Promotional materials bill “Factotum” as a “soul opera,” but just how operatic this work is remains open to question. Yes, it is being presented by an opera house, it features classically trained singers and its pit orchestra does include strings.

But it comes off much more like a Broadway musical, with songs or musical numbers more than arias. The program even refers to the production’s text as a book rather than a libretto, the term usually used in opera.

In the end, though, those are just semantics. Today’s opera houses present works in hybrid styles, and what matters is how well a piece functions musically and theatrically, and, for the most part, this new creation scores on both fronts.

The action in “Factotum” takes place across a couple of days, and revolves in part around Cece (Nissi Shalome), who has gone mute since the death of her mother. She is one week from heading off to Howard University with the support of her two uncles, who are trying to carrying on the legacy of their father, Pops.


Cece (Nissi Shalome) confronts her Uncle Garby (Norman Garrett) in “The Factotum.”

Cory Weaver

But these two brothers, in the mold of Cain and Abel, are quite different. Mike (Liverman) runs the barbershop, Master Kutz, which is fastidiously realized here by set designer Harlan Penn. Garby (Norman Garrett), on the other hand, has turned to operating a numbers game in the basement, endangering the future of the business and everyone around him.

Part 1 has a more breezy, slice-of-life feel as the work introduces the main characters who populate the barbershop and neighborhood, some ably brought to life by the production’s five ubiquitous dancers. But it turns much darker in the second half, when Cece is swept up and tased by the police trying to break up the numbers racket and the shop crew sings a kind of Black Lives Matter anthem, “Ain’t Nobody Care About Us, We All We Got.”

Unfortunately, the ending of “Factotum” is too pat, too easy, as Cece regains her speech, forgives her Uncle Garby and prepares to head to school. At the same time, Garby gives up the numbers business, and the two brothers agree to set aside their feud.

It’s hard not to wish that the creators had been willing to dig a little deeper and that “Factotum” had a rawer edge and more emotional nuance.
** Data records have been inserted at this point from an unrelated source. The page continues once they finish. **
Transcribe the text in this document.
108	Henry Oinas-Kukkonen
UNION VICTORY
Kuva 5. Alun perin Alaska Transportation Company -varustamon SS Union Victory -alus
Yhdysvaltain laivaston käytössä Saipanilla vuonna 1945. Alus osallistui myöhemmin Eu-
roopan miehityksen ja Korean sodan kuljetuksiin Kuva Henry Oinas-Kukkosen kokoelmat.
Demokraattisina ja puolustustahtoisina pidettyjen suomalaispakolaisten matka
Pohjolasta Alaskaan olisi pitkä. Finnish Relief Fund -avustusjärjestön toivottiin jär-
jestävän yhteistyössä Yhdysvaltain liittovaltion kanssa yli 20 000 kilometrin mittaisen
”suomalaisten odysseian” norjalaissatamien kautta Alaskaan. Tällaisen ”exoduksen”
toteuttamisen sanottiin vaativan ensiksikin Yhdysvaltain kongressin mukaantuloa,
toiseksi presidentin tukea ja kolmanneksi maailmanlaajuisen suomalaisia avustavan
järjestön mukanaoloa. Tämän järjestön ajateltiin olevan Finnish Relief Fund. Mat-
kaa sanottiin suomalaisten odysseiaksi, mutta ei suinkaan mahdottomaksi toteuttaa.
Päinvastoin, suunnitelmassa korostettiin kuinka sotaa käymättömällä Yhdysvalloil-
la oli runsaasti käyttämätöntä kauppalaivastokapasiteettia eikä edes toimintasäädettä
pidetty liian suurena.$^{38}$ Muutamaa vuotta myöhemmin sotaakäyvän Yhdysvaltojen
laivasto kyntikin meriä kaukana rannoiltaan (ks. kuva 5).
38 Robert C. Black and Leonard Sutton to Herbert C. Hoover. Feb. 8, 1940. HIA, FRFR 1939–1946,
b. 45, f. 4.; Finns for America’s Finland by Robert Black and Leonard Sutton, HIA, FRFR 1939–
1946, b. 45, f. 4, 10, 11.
It is tough to balance the charm of everyday life and tougher realities, but it’s possible, as Kurt Weill and Langston Hughes’ “Street Scene” makes clear.

That 1946 masterpiece, which like “Factotum” operates at the intersection of opera and Broadway, was set on the doorstep of a New York tenement and is one of the closest precedents to what the creators were attempting here.

The score of “Factotum,” which features an 18-piece orchestra solidly led by conductor Kedrick Armstrong, has an appealingly breezy, bluesy and often funky groove permeated by electronic keyboards, piano and drum set and accented with soft saxophone, soulful trumpet and the stylings of Rico, who could be seen on an elevated stand at the side of the stage. But this score could have benefited from edgier, more dissonant writing in Part 2 to give it more heft and bite.

Lyric leaders and the creative team assembled a first-rate cast, starting with Liverman, who masterfully anchors this production and provides some of its finest vocal moments. Other standouts include Cecilia Violetta López, who turns in a fiery performance as Rose, lighting up a Spanish club song, “Estoy Aqui,” with her soaring soprano voice; Melody Betts, who brings plenty of sass and humor to the role of Chantel, a beautician eager to catch Mike’s eye, and Garrett, a full-throated baritone who proved a powerful counterpart to Liverman.